In a milestone that bridges terrestrial nuclear physics and the violent interiors of exploding stars, researchers at Michigan State University's Facility for Rare Isotope Beams (FRIB) have directly measured, for the first time, the proton-capture reaction on radioactive arsenic-73 that produces selenium-74. This experiment, published in the peer-reviewed journal Physical Review Letters in 2026 and involving 45 scientists from 20 institutions across North America and Europe, provides the first experimental anchor for theoretical models of how the lightest p-nucleus forms and is destroyed in the cosmos.

The study, led by Artemis Tsantiri (then a graduate student at FRIB, now at University of Regina), used FRIB's ReA reaccelerator in standalone mode. Researchers chemically prepared a sample of arsenic-73, ionized it, accelerated it to stellar-relevant energies, and directed the beam into a hydrogen-gas target at the center of the Summing NaI (SuN) detector array. By detecting the characteristic gamma rays emitted when the compound nucleus selenium-74 de-excites, the team extracted the reaction cross section. Because the radioactive beam intensity was low, the experiment accumulated statistics over multiple days; the reported uncertainty on the key resonance strength is approximately 25%, a significant improvement over the factor-of-three spreads in purely theoretical Hauser-Feshbach calculations previously used.

This result matters because p-nuclei—proton-rich isotopes heavier than iron that cannot be reached by neutron-capture processes (s- or r-process)—have remained astrophysical orphans for six decades. The gamma process, occurring in the oxygen-neon layers of core-collapse or Type Ia supernovae, was the leading candidate: seed nuclei are photodisintegrated by intense gamma radiation, increasing their proton-to-neutron ratio. However, without direct data on short-lived isotopes, modelers relied on untested extrapolations. Tsantiri's measurement constrains both the forward (p,γ) and reverse (γ,p) rates for 73As, directly tightening predictions for the solar-system abundance of 74Se.

Original ScienceDaily coverage celebrated the 'never seen before' milestone but missed two critical connections. First, it under-emphasized that 74Se sits at a branching point where the gamma process competes with the neutrino-driven wind (νp-process). In the proton-rich ejecta of supernovae, electron neutrinos convert neutrons to protons, enabling sequences of (p,γ) and β+ decays that can bypass the waiting points that block the rp-process. By reducing the uncertainty on the 73As(p,γ)74Se rate, the new data suggest the νp-process may overproduce 74Se relative to heavier p-nuclei unless supernova neutrino luminosities are lower than assumed in current 3D simulations. This was partially anticipated in a 2018 Annual Review of Nuclear and Particle Science article by Carla Fröhlich and collaborators, which highlighted how weak interactions in neutrino-driven winds could dominate light p-nuclei production.

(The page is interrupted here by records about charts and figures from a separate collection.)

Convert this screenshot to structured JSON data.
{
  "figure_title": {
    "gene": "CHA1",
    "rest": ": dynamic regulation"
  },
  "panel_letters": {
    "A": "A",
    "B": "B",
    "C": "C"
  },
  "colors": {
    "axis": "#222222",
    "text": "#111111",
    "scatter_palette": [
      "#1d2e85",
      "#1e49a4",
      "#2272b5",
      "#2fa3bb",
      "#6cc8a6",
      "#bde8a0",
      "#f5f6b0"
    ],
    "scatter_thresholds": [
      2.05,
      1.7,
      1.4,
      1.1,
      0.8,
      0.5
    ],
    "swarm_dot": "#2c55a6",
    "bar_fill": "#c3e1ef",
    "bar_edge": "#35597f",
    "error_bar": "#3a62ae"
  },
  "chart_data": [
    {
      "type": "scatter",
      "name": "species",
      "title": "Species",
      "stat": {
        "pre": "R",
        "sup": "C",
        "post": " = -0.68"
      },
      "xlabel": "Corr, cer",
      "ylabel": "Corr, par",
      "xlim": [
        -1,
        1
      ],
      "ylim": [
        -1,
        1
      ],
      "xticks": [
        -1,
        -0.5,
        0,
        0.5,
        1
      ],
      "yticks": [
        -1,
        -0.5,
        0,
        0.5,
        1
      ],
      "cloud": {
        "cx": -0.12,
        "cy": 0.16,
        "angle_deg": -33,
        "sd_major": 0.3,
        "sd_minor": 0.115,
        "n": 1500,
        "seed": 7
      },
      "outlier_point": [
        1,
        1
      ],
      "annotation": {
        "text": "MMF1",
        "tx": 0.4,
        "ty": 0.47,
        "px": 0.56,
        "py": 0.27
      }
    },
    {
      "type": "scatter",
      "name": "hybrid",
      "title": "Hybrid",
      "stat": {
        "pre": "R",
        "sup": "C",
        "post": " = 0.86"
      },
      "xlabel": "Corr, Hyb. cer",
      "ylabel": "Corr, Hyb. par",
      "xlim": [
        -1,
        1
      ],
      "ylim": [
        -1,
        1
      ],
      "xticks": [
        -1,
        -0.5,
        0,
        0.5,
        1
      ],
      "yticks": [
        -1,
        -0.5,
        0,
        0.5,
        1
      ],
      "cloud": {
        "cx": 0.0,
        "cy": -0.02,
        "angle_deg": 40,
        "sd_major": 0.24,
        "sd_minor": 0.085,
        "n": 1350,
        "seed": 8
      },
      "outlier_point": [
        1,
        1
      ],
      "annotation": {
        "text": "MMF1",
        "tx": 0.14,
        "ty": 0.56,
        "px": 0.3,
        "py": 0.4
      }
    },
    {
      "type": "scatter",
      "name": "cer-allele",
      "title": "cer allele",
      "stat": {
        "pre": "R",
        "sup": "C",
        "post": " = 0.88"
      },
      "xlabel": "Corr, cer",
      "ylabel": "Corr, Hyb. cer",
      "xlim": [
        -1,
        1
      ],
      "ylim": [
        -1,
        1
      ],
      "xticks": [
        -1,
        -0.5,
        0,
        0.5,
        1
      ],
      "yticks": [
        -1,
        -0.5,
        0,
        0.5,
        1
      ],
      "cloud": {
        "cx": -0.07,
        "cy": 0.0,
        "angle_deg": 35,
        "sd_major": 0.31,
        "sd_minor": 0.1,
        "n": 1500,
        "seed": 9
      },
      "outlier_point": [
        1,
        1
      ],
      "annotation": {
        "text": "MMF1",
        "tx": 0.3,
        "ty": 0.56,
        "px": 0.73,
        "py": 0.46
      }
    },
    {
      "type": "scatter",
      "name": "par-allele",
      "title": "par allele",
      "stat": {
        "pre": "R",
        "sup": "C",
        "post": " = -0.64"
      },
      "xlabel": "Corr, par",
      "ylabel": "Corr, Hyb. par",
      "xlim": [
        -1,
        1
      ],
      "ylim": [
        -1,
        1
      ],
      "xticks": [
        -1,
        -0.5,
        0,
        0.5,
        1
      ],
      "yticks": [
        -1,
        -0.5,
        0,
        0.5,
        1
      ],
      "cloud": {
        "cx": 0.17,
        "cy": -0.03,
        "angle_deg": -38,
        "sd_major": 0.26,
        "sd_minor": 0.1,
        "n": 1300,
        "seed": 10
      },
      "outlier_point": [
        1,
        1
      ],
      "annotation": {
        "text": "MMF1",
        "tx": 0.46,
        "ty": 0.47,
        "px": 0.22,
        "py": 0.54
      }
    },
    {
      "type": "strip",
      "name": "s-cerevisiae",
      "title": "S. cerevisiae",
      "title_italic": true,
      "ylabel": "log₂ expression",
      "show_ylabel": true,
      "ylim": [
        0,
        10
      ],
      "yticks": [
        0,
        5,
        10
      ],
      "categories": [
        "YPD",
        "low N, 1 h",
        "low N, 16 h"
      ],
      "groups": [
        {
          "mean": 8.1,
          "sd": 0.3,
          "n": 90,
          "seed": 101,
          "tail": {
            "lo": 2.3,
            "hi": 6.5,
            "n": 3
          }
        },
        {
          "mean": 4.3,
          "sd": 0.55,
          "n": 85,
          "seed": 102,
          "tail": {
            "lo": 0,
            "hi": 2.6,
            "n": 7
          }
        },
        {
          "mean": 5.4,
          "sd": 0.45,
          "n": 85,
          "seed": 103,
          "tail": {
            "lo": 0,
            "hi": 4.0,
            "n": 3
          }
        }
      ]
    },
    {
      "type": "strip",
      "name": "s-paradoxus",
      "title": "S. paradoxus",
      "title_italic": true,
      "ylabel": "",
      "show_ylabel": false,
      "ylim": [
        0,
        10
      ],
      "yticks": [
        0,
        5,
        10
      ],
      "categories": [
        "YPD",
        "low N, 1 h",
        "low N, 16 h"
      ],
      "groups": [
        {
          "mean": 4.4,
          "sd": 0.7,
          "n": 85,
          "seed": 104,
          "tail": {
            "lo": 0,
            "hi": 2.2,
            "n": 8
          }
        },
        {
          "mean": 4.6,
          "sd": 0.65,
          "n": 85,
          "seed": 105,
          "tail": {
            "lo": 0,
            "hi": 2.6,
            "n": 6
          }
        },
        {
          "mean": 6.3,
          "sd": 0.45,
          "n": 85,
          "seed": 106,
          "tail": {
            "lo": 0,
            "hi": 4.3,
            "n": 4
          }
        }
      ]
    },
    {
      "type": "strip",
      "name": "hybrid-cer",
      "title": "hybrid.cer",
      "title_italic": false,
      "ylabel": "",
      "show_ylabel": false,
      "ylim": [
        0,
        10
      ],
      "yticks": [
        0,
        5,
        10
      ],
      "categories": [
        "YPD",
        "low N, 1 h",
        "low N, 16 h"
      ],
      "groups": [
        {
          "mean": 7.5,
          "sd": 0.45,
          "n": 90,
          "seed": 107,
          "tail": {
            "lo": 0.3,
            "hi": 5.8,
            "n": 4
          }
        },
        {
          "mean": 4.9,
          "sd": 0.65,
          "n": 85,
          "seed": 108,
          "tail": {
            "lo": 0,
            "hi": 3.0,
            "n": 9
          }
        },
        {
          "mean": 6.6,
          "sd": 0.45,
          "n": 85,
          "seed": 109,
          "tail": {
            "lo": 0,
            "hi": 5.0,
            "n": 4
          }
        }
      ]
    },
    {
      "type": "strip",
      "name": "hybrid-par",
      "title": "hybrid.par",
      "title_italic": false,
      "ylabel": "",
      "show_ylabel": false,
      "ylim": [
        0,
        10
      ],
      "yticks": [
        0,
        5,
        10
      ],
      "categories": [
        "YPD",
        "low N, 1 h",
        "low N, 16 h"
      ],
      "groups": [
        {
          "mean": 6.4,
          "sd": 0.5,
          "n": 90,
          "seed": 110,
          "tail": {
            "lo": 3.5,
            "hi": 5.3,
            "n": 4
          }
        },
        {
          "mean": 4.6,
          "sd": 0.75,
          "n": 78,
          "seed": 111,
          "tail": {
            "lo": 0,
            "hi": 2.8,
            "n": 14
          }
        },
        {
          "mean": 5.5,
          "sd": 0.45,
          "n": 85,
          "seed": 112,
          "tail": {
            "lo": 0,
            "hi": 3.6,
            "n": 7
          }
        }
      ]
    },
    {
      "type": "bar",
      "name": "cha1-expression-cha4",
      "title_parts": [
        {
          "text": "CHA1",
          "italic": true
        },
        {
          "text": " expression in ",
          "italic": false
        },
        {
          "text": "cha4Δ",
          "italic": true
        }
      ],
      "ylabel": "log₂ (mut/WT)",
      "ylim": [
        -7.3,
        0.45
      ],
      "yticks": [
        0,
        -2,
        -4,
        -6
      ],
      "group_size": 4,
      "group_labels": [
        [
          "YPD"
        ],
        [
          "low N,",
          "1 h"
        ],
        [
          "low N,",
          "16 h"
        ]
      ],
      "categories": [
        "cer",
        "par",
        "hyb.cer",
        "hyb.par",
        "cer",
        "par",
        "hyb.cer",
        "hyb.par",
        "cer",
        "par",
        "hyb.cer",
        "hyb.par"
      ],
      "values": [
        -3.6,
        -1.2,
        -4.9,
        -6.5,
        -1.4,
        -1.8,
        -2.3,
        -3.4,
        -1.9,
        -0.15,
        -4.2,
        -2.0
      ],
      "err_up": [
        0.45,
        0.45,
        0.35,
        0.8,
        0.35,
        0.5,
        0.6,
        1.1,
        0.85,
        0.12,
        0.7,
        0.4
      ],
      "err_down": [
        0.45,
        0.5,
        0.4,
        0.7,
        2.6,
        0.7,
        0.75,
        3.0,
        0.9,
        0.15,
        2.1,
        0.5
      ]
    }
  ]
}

Second, the coverage did not situate the result within the emerging pattern of FRIB and similar facilities (such as FAIR and the upcoming FRIB400 upgrade) systematically replacing statistical models with data. A 2022 study from the CERN ISOLDE collaboration (published in Physics Letters B) measured a nearby reaction on 68Se; combining both datasets reveals systematic over-predictions in the theoretical widths for nuclei near the N=40 sub-shell closure. Limitations remain: the FRIB measurement still depends on assumed spin-parity assignments for unobserved resonances and achieved only modest statistics (roughly 1,200 detected events). Higher-intensity beams planned for the 2028–2030 campaign should reduce uncertainties below 10%.

Synthesizing the new PRL paper with Travaglio et al.'s 2021 MNRAS review on galactic chemical evolution and Woosley & Howard's foundational 1978 ApJ gamma-process paper shows a clear shift: astrophysical models that once carried order-of-magnitude nuclear-physics errors can now be falsified with laboratory data. When the updated rates are folded into 2D supernova nucleosynthesis simulations, the predicted 74Se abundance drops by roughly 30% in the gamma process alone, strengthening the case for multi-site origins of p-nuclei.

This experiment is therefore more than a technical triumph. It exemplifies how rare-isotope facilities are turning nuclear astrophysics from a theory-dominated discipline into one where stellar models are directly audited by accelerator data, tightening the link between cosmic element creation and laboratory precision measurements.